Despite all odds, there it was: that deep, abiding sense of peace. Someone who had every right to be angry and filled with self-pity was instead filled with peace and joy and love. I couldn’t understand it at first. I was filled with all those darker emotions. And the rage and anger at the situation felt good and righteous! But you just couldn’t hold on to them in the presence of that serenity.

So where did it come from? This inconceivable and all-encompassing peace? Well, it was faith, of course. Which wasn’t something that came naturally or automatically to my dad. Despite a lifetime of church going, it wasn’t until the last few months that the words he had been proclaiming all those years — in prayers and creeds and hymns — were experienced first-hand as the peace and freedom of true relationship with Jesus Christ.

He had entered into that peace of God which passes all understanding. Amidst the pain, he was able to give thanks for the abundant blessings of this life. Despite the seeming unfairness of it all, he was able to be at peace with God, with his family, and with his friends. He knew that he was soon to be with his Lord; that Jesus was calling him not to a bitter end, but to life eternal.

And after he died, as I was in the throes of profound grief and sadness, I knew that I wanted that same sense of peace. Not as something to possess but as something to experience and to share with others. Which is in many ways why I do what I do.
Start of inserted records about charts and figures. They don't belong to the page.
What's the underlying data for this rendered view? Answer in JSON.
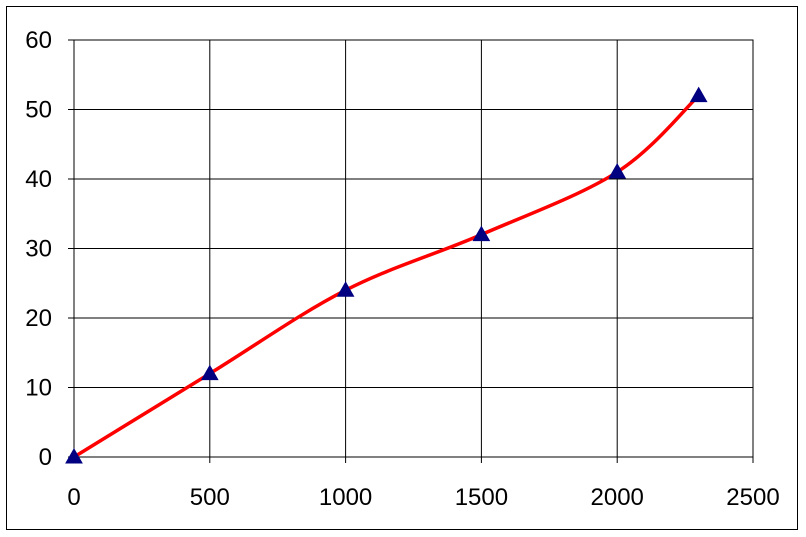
{
  "chart_data": {
    "type": "line",
    "title": "",
    "xlabel": "",
    "ylabel": "",
    "xlim": [
      0,
      2500
    ],
    "ylim": [
      0,
      60
    ],
    "x_ticks": [
      0,
      500,
      1000,
      1500,
      2000,
      2500
    ],
    "y_ticks": [
      0,
      10,
      20,
      30,
      40,
      50,
      60
    ],
    "grid": true,
    "legend": "none",
    "series": [
      {
        "line_color": "#ff0000",
        "marker_color": "#000080",
        "marker": "triangle",
        "x": [
          0,
          500,
          1000,
          1500,
          2000,
          2300
        ],
        "y": [
          0,
          12,
          24,
          32,
          41,
          52
        ]
      }
    ]
  }
}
Here’s another odd thing about clergy — or at least this particular member of the clergy. I like walking in cemeteries. Fortunately I have a dog to accompany me, so I don’t look like some creepy priest haunting the tombstones. But it’s something I like to do because I find myself having my own personal All Souls’ service. I think about people I’ve known and lost — friends and family members. I think about parishioners I’ve buried and the connections I’ve made walking with families through the valley of the shadow of death. And I think about that peace that truly does pass all understanding. Sometimes it remains elusive but at other times it’s wonderfully pervasive.

And I’m reminded that the good news for you and me is that death is not the end. The heart of what we believe resounds in the Easter message. Death no longer has dominion over us. We know that our Redeemer lives. The sting of death has been taken away by Jesus’ victory over the grave. Which opens up for us, again and again, that freedom and joy and abiding sense of peace.